An analysis of the BMPVA database also clearly shows that multihull ferries, when properly designed, constructed and maintained, are infinitely safer than their monohull counterparts. Their fatality toll is a tiny fraction of that of monohull ferries on every basis of comparison.
It is, therefore, painfully obvious that new, or at least good second-hand, catamaran or trimaran ferries would be the answer to the safety woes of the island nations. They need not be fast nor complex or sophisticated, just safe, stable, buoyant, reliable and low maintenance. FRP or steel construction should be possible as well as aluminium.
The obvious problem with this proffered solution is relative poverty. The island nations cannot really afford such vessels or the all-important crew training that should accompany their introduction.
There is, however, an obvious answer to that. The island nations and, for that matter, Indonesia and the Philippines are all significant recipients of aid from richer countries. Of course, much of that aid is poorly directed and administered and much is overly aimed at gaining strategic advantage. Donor countries, if they carefully thought about it, could get much better value for their aid dollars.
In the May/June issue of sister magazine Ausmarine I recommended that Australia and New Zealand, as world leaders in the design and construction of fast multi-hulled ferries, should introduce the provision of appropriate ferries into their aid programmes.
Now, having participated in the Port Moresby workshop, I have thought further.

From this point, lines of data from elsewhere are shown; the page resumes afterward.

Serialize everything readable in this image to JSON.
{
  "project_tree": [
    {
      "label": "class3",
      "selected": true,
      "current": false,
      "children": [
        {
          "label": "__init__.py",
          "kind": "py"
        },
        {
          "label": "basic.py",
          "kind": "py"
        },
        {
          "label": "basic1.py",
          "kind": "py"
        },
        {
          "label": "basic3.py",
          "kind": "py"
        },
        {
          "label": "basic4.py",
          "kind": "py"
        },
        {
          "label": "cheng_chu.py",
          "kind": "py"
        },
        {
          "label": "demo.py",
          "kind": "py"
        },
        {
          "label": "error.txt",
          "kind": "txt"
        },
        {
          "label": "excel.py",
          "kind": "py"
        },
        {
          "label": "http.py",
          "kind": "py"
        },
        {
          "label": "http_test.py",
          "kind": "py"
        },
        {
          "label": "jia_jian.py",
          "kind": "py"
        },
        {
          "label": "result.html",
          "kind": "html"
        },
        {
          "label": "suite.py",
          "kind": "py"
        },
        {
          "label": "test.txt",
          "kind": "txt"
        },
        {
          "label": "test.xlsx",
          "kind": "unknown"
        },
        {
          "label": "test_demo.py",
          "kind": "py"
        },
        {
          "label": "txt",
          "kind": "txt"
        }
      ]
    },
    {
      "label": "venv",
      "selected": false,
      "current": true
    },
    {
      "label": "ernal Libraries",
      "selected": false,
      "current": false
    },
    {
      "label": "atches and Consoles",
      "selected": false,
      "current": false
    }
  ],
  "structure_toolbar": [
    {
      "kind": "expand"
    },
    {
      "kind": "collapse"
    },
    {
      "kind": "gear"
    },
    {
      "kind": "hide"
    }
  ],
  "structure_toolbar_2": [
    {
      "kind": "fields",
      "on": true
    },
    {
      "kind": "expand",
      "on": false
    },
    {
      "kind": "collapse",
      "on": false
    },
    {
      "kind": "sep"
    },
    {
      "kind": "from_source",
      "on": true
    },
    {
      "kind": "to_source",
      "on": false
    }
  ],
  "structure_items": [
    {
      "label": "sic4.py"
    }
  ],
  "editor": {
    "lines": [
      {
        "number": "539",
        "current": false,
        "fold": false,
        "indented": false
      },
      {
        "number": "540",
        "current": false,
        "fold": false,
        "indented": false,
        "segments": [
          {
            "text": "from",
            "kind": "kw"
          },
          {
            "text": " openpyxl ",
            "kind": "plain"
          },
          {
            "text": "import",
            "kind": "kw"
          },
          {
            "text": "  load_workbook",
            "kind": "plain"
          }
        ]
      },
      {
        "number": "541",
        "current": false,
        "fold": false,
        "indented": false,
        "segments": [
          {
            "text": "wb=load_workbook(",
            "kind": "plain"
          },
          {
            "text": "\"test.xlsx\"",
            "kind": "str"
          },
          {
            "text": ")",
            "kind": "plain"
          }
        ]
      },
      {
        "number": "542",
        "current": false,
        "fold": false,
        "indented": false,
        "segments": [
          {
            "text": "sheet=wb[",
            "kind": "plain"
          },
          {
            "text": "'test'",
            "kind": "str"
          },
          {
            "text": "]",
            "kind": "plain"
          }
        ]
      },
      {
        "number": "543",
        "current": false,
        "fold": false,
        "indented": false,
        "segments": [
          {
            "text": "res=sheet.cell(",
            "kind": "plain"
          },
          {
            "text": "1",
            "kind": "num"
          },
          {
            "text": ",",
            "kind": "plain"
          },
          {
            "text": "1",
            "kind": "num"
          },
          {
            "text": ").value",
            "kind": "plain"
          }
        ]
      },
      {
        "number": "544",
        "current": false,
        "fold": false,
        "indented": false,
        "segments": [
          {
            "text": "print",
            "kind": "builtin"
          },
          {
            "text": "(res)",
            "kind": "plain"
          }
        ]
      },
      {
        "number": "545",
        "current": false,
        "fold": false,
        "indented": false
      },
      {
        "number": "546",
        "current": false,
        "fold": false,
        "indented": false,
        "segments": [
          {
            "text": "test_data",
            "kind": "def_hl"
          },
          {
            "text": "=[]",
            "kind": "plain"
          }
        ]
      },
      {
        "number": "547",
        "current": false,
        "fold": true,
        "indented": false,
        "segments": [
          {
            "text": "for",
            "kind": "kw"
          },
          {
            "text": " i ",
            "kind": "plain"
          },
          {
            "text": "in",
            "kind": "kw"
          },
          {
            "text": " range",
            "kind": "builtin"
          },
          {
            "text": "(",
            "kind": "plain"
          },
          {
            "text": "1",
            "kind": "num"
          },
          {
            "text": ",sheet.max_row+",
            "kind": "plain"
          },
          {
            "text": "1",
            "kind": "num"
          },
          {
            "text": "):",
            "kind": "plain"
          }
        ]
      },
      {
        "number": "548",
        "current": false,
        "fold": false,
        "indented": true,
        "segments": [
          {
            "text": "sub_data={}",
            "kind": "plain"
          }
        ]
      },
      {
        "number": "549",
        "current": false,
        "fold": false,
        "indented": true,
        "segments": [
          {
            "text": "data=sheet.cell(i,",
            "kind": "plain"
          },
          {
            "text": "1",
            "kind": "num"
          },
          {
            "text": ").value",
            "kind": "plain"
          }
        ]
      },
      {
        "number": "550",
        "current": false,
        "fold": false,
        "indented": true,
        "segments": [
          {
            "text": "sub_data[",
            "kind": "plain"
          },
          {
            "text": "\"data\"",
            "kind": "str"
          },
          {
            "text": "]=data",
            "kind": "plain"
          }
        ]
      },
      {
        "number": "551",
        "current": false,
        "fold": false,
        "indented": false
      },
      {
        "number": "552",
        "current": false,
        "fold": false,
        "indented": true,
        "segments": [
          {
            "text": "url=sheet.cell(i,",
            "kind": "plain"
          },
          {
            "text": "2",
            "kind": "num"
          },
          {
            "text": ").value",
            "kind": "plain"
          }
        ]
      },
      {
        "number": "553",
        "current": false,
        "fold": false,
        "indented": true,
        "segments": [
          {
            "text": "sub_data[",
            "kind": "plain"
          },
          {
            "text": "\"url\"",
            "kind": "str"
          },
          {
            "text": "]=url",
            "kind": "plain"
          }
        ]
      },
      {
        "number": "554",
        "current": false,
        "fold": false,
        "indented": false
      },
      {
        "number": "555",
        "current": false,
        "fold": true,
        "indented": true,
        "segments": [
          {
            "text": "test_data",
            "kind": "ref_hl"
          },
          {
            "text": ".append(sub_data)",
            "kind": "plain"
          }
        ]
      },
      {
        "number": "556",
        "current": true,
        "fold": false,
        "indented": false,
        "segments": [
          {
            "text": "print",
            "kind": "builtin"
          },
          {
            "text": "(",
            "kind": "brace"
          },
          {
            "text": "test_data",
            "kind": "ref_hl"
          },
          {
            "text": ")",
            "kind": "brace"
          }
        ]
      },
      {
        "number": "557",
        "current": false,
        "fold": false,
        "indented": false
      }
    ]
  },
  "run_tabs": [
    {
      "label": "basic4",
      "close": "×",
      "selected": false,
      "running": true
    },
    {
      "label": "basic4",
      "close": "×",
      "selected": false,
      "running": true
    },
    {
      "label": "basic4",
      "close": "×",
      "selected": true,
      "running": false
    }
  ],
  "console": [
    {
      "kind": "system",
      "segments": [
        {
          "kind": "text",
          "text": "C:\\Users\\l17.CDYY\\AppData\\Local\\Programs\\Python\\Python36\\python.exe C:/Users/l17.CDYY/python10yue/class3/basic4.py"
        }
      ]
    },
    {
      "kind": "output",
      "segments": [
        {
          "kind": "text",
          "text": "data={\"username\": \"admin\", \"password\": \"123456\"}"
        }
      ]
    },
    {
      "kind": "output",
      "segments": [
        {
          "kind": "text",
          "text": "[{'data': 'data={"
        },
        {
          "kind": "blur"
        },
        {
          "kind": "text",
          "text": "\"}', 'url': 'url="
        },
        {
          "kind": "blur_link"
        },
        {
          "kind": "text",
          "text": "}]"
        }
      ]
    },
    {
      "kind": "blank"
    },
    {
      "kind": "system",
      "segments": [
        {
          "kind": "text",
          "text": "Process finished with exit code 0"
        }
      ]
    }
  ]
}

Other rich nations around the Pacific Ocean such as the USA, Canada, Japan, Korea, China and Singapore could beneficially modify their aid programmes to incorporate the provision of appropriate ferries to the dangerous archipelagic nations described above.
Not only would they benefit the island inhabitants and tourists, their generosity would start at home by providing business for their own naval architects, ship builders and maritime colleges.
Rather than funding inappropriate cultural centres, roads to nowhere and basket weaving classes that have little or no economic or social benefit, why don't those rich countries re-focus their aid programmes on something more practical and valuable?